Lipoprotein apheresis is a treatment that removes low-density lipoprotein (LDL) cholesterol and lipoprotein(a), or Lp(a), from the blood without surgery. It separates the plasma portion of the blood, runs it through a machine, and the LDL is removed.

“We’ll see you in ten years.”

“When I had my first heart attack,” he says, “they had talked about apheresis, but I was told that was only for someone on their deathbed – a last resort – and I was not there.” After the second heart attack, they gave Tom the same set of pills and a farewell of “we’ll see you in ten years.”

“I didn’t like that answer,” he says. Tom browsed the foundation website and learned a different story than what he had been told. He found that apheresis can be prescribed for patients with FH, HoFH, and high Lipoprotein(a). “I talked to people, begged and pleaded, and argued that my current treatment wasn’t acceptable.”

The decision to pursue apheresis treatment was a tough one for Tom. “I really hate needles,” he says, “and I have to be on a machine for four or five hours.” His doctor advised him to go to Redding, Pennsylvania – three-hour drive from his home – to check out their apheresis machine.

This isn’t uncommon. Since there are only 60 apheresis centers in the U.S., many patients must travel long distances for treatment.

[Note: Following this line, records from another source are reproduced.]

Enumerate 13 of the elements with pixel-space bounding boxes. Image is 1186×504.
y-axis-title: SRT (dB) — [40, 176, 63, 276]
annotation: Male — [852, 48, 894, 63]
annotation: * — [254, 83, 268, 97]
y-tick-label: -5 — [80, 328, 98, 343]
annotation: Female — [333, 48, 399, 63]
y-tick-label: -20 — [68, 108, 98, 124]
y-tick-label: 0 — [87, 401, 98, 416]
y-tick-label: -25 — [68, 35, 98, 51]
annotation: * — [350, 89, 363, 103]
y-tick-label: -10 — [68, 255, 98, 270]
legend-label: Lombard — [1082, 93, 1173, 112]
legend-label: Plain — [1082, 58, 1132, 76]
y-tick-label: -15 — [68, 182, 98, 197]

“What’s the other option, right?”

For Tom, apheresis is an all-day process. He works night shifts, so he typically finishes work on Friday at 6:00 a.m., starts his three-hour drive to Redding, does treatment for four or five hours, and then drives three hours home to his wife and five children.

“What’s the other option, right?” he says. “If I don’t do this, I’ll have another heart attack. I accept the fact that if you don’t take your medicine, you’re going to have a heart attack. To me, this is just a really long pill.”